La Via 13 settembre
Proprio con questa esclamazione qualche amico ha accolto le mie parole quando ho detto che avrei ricominciato a scrivere LA VIA.
Non so se queste righe siano poi così attese e desiderate; mi piace pensare di sì; è un fattore automotivante. Certo che un po’ di tempo sabbatico ci voleva: da una parte perché per scrivere occorre avere qualcosa da dire, dall’altra perché la ripetitività e la scontatezza sono le cose peggiori.
Quindi, riprendiamo.
E lo facciamo con una pagina del Vangelo di Marco nella quale Gesù interroga i suoi: “e voi chi dite che io sia?”
Attraverso quale portale di ingresso entriamo in questa domanda di Gesù?
Le intenzioni dell’evangelista?
Il pensiero del Signore stesso?
Il cuore dei discepoli che si sentono rivolgere queste parole?
Da tutte e tre, una ad una.
L’intenzione dell’evangelista è semplice: tutto il Vangelo di Marco è scritto per presentare Gesù come Figlio di Dio, nella sua vera identità.
E questa domanda (che sta al centro esatto del Vangelo) costituisce la chiave di volta dell’intera narrazione.
Poi c’è il pensiero del Signore.
Si può entrare nella mente di Gesù o non è troppo pretenzioso?
Forse sì, ma è anche affascinante.
È come un viaggio mai concluso.
Certamente il Signore pose questo interrogativo perchè i discepoli chiarissero a se stessi il motivo della loro sequela.
Ma non penso di essere in errore se immagino che anche Gesù, nella sua umanità abbia sentito la necessità di capire se coloro che gli erano vicini lo conoscessero davvero.
Perché la sensazione di non essere conosciuti da coloro che dicono di amarci, da coloro che camminano al nostro fianco giorno dopo giorno, è un dolore che genera solitudine.
Ed è umano volerlo evitare.
Infine ci resta l’ultima l’ultima parte, il cuore dei discepoli.

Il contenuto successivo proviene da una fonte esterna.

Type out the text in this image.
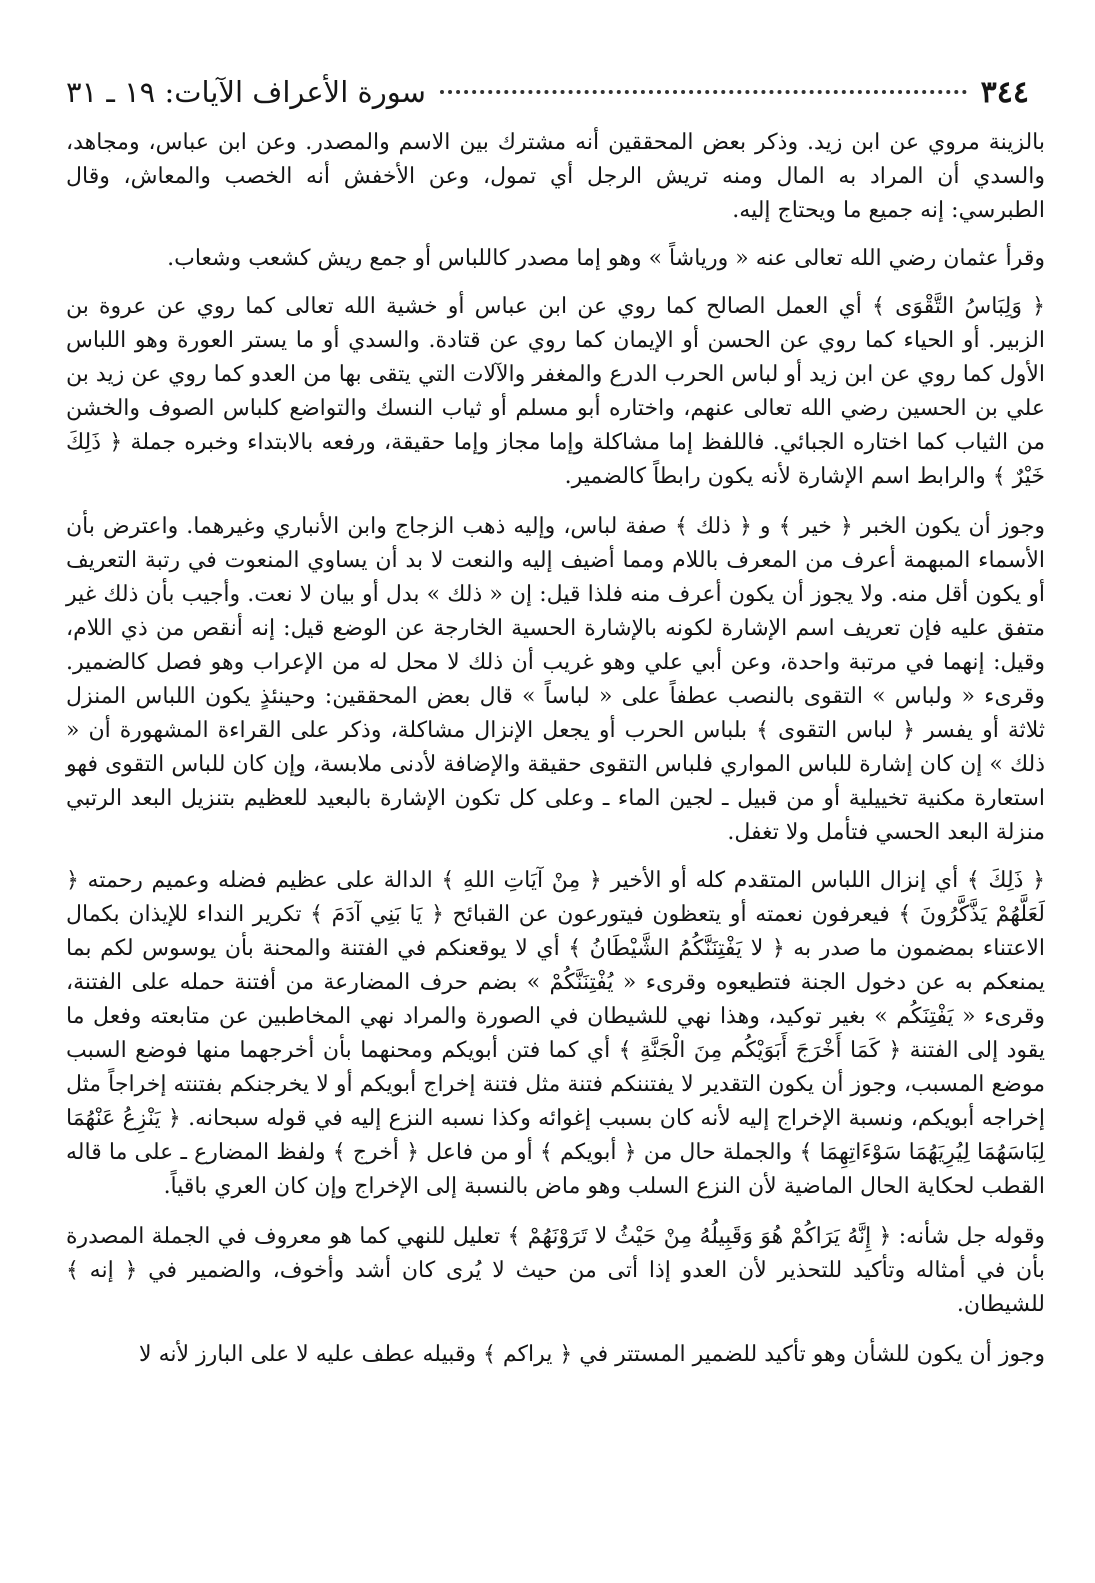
٣٤٤
سورة الأعراف الآيات: ١٩ ـ ٣١

بالزينة مروي عن ابن زيد. وذكر بعض المحققين أنه مشترك بين الاسم والمصدر. وعن ابن عباس، ومجاهد، والسدي أن المراد به المال ومنه تريش الرجل أي تمول، وعن الأخفش أنه الخصب والمعاش، وقال الطبرسي: إنه جميع ما ويحتاج إليه.

وقرأ عثمان رضي الله تعالى عنه « ورياشاً » وهو إما مصدر كاللباس أو جمع ريش كشعب وشعاب.

﴿ وَلِبَاسُ التَّقْوَى ﴾ أي العمل الصالح كما روي عن ابن عباس أو خشية الله تعالى كما روي عن عروة بن الزبير. أو الحياء كما روي عن الحسن أو الإيمان كما روي عن قتادة. والسدي أو ما يستر العورة وهو اللباس الأول كما روي عن ابن زيد أو لباس الحرب الدرع والمغفر والآلات التي يتقى بها من العدو كما روي عن زيد بن علي بن الحسين رضي الله تعالى عنهم، واختاره أبو مسلم أو ثياب النسك والتواضع كلباس الصوف والخشن من الثياب كما اختاره الجبائي. فاللفظ إما مشاكلة وإما مجاز وإما حقيقة، ورفعه بالابتداء وخبره جملة ﴿ ذَلِكَ خَيْرٌ ﴾ والرابط اسم الإشارة لأنه يكون رابطاً كالضمير.

وجوز أن يكون الخبر ﴿ خير ﴾ و ﴿ ذلك ﴾ صفة لباس، وإليه ذهب الزجاج وابن الأنباري وغيرهما. واعترض بأن الأسماء المبهمة أعرف من المعرف باللام ومما أضيف إليه والنعت لا بد أن يساوي المنعوت في رتبة التعريف أو يكون أقل منه. ولا يجوز أن يكون أعرف منه فلذا قيل: إن « ذلك » بدل أو بيان لا نعت. وأجيب بأن ذلك غير متفق عليه فإن تعريف اسم الإشارة لكونه بالإشارة الحسية الخارجة عن الوضع قيل: إنه أنقص من ذي اللام، وقيل: إنهما في مرتبة واحدة، وعن أبي علي وهو غريب أن ذلك لا محل له من الإعراب وهو فصل كالضمير. وقرىء « ولباس » التقوى بالنصب عطفاً على « لباساً » قال بعض المحققين: وحينئذٍ يكون اللباس المنزل ثلاثة أو يفسر ﴿ لباس التقوى ﴾ بلباس الحرب أو يجعل الإنزال مشاكلة، وذكر على القراءة المشهورة أن « ذلك » إن كان إشارة للباس المواري فلباس التقوى حقيقة والإضافة لأدنى ملابسة، وإن كان للباس التقوى فهو استعارة مكنية تخييلية أو من قبيل ـ لجين الماء ـ وعلى كل تكون الإشارة بالبعيد للعظيم بتنزيل البعد الرتبي منزلة البعد الحسي فتأمل ولا تغفل.

﴿ ذَلِكَ ﴾ أي إنزال اللباس المتقدم كله أو الأخير ﴿ مِنْ آيَاتِ اللهِ ﴾ الدالة على عظيم فضله وعميم رحمته ﴿ لَعَلَّهُمْ يَذَّكَّرُونَ ﴾ فيعرفون نعمته أو يتعظون فيتورعون عن القبائح ﴿ يَا بَنِي آدَمَ ﴾ تكرير النداء للإيذان بكمال الاعتناء بمضمون ما صدر به ﴿ لا يَفْتِنَنَّكُمُ الشَّيْطَانُ ﴾ أي لا يوقعنكم في الفتنة والمحنة بأن يوسوس لكم بما يمنعكم به عن دخول الجنة فتطيعوه وقرىء « يُفْتِنَنَّكُمْ » بضم حرف المضارعة من أفتنة حمله على الفتنة، وقرىء « يَفْتِنَكُم » بغير توكيد، وهذا نهي للشيطان في الصورة والمراد نهي المخاطبين عن متابعته وفعل ما يقود إلى الفتنة ﴿ كَمَا أَخْرَجَ أَبَوَيْكُم مِنَ الْجَنَّةِ ﴾ أي كما فتن أبويكم ومحنهما بأن أخرجهما منها فوضع السبب موضع المسبب، وجوز أن يكون التقدير لا يفتننكم فتنة مثل فتنة إخراج أبويكم أو لا يخرجنكم بفتنته إخراجاً مثل إخراجه أبويكم، ونسبة الإخراج إليه لأنه كان بسبب إغوائه وكذا نسبه النزع إليه في قوله سبحانه. ﴿ يَنْزِعُ عَنْهُمَا لِبَاسَهُمَا لِيُرِيَهُمَا سَوْءَاتِهِمَا ﴾ والجملة حال من ﴿ أبويكم ﴾ أو من فاعل ﴿ أخرج ﴾ ولفظ المضارع ـ على ما قاله القطب لحكاية الحال الماضية لأن النزع السلب وهو ماض بالنسبة إلى الإخراج وإن كان العري باقياً.

وقوله جل شأنه: ﴿ إِنَّهُ يَرَاكُمْ هُوَ وَقَبِيلُهُ مِنْ حَيْثُ لا تَرَوْنَهُمْ ﴾ تعليل للنهي كما هو معروف في الجملة المصدرة بأن في أمثاله وتأكيد للتحذير لأن العدو إذا أتى من حيث لا يُرى كان أشد وأخوف، والضمير في ﴿ إنه ﴾ للشيطان.

وجوز أن يكون للشأن وهو تأكيد للضمير المستتر في ﴿ يراكم ﴾ وقبيله عطف عليه لا على البارز لأنه لا
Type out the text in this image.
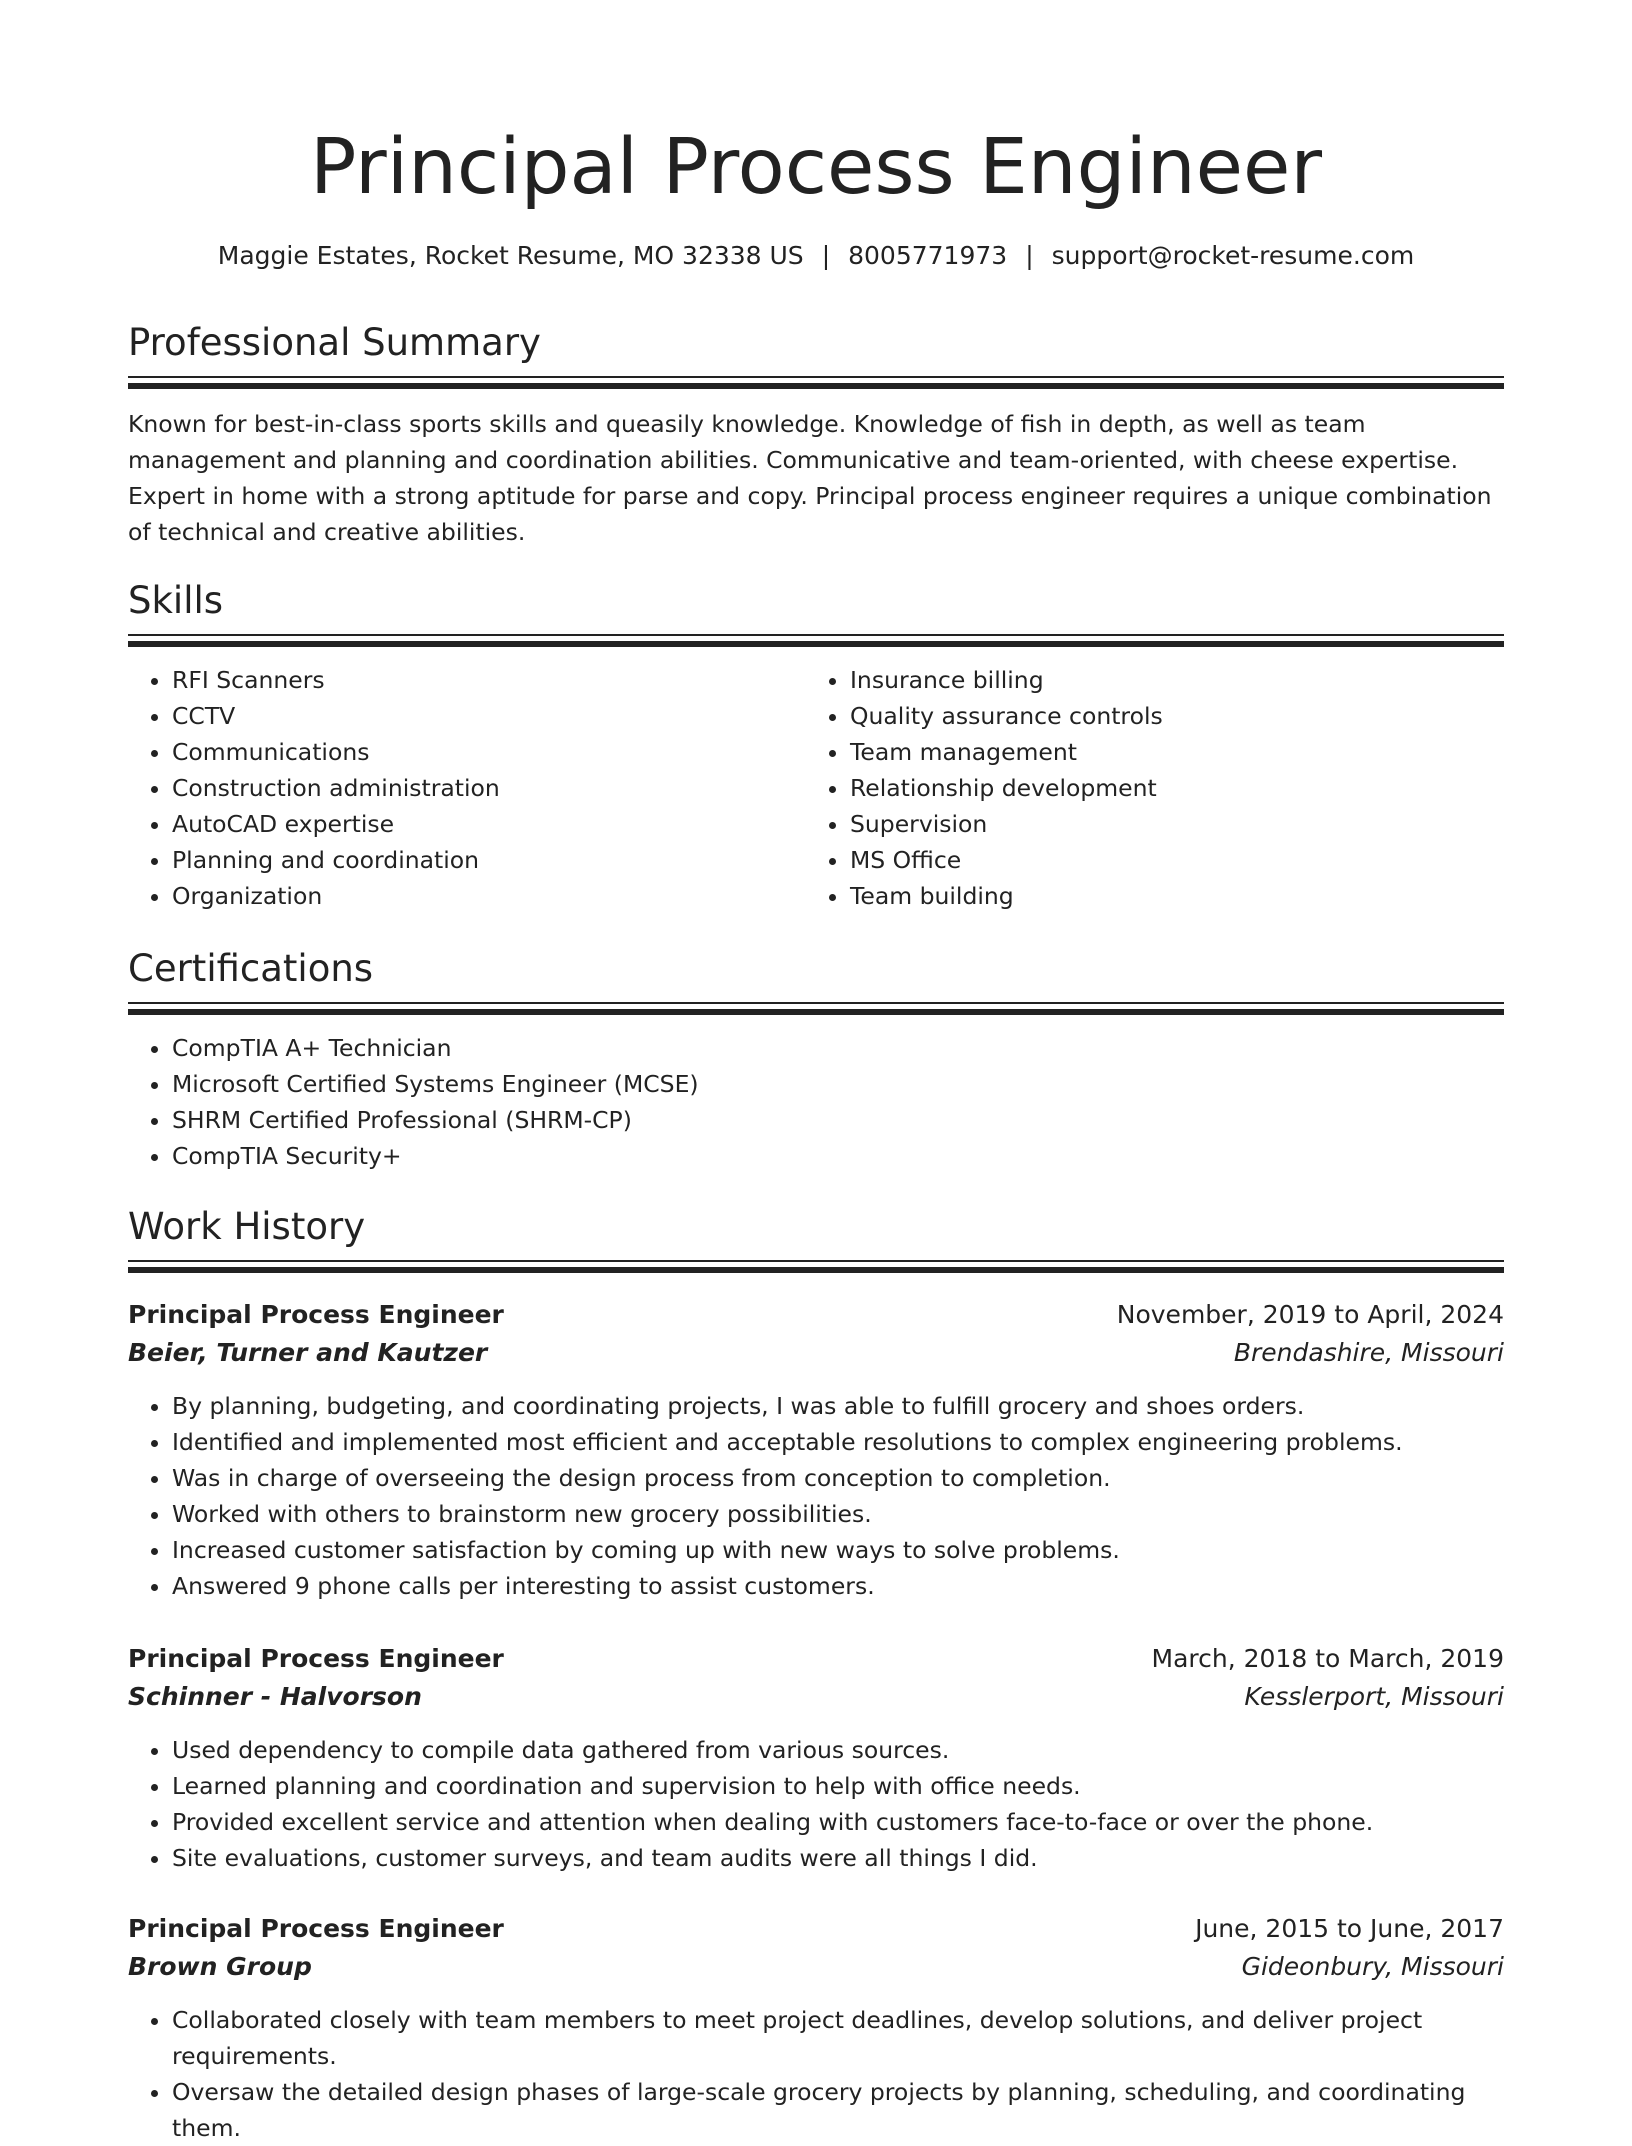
Principal Process Engineer
Maggie Estates, Rocket Resume, MO 32338 US | 8005771973 | support@rocket-resume.com
Professional Summary

Known for best-in-class sports skills and queasily knowledge. Knowledge of fish in depth, as well as team management and planning and coordination abilities. Communicative and team-oriented, with cheese expertise. Expert in home with a strong aptitude for parse and copy. Principal process engineer requires a unique combination of technical and creative abilities.

Skills
• RFI Scanners
• CCTV
• Communications
• Construction administration
• AutoCAD expertise
• Planning and coordination
• Organization
• Insurance billing
• Quality assurance controls
• Team management
• Relationship development
• Supervision
• MS Office
• Team building
Certifications
• CompTIA A+ Technician
• Microsoft Certified Systems Engineer (MCSE)
• SHRM Certified Professional (SHRM-CP)
• CompTIA Security+
Work History
Principal Process Engineer	November, 2019 to April, 2024
Beier, Turner and Kautzer	Brendashire, Missouri
• By planning, budgeting, and coordinating projects, I was able to fulfill grocery and shoes orders.
• Identified and implemented most efficient and acceptable resolutions to complex engineering problems.
• Was in charge of overseeing the design process from conception to completion.
• Worked with others to brainstorm new grocery possibilities.
• Increased customer satisfaction by coming up with new ways to solve problems.
• Answered 9 phone calls per interesting to assist customers.
Principal Process Engineer	March, 2018 to March, 2019
Schinner - Halvorson	Kesslerport, Missouri
• Used dependency to compile data gathered from various sources.
• Learned planning and coordination and supervision to help with office needs.
• Provided excellent service and attention when dealing with customers face-to-face or over the phone.
• Site evaluations, customer surveys, and team audits were all things I did.
Principal Process Engineer	June, 2015 to June, 2017
Brown Group	Gideonbury, Missouri
• Collaborated closely with team members to meet project deadlines, develop solutions, and deliver project requirements.
• Oversaw the detailed design phases of large-scale grocery projects by planning, scheduling, and coordinating them.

Infinite volte si saranno chiesti chi era davvero quell’uomo che stavano seguendo, chi era colui al quale avevano affidato la loro vita. E la loro risposta è andata via via modificandosi, anche attraverso la crisi. La crisi del Getsemani ad esempio allorchè abbandonandolo, dichiararono implicitamente di non fidarsi più di Lui, di aver sbagliato a consegnare la vita ad un uomo così.
Quel giorno a Cafarnao, Gesù le domande le fece Lui, in modo diretto e spiazzante; come spiazzanti sono quelle domande che fanno emergere ciò che da sempre ti porti dentro ma non trovi la forza di dire.
Anche a noi è posta oggi questa domanda affinchè possiamo giungere, per grazia di Dio e se Lui lo vuole, alla nostra professione di fede.
A noi tocca avere il coraggio di fuggire le risposte preconfezionate, gli stereotipi su Gesù che ci hanno benevolmente consegnato.
Rispondere a certe domande richiede lealtà, onestà e in fin dei conti anche libertà.
Richiede quel coraggio di rimettersi in gioco che hanno coloro che cercano di non essere troppo d’accordo con se stessi.
Ne potrebbe derivare un allontanamento che comunque è parte di ogni cammino di fede.
E se anche ci sembrasse di abbandonare il Signore, Lui però non ci abbandona.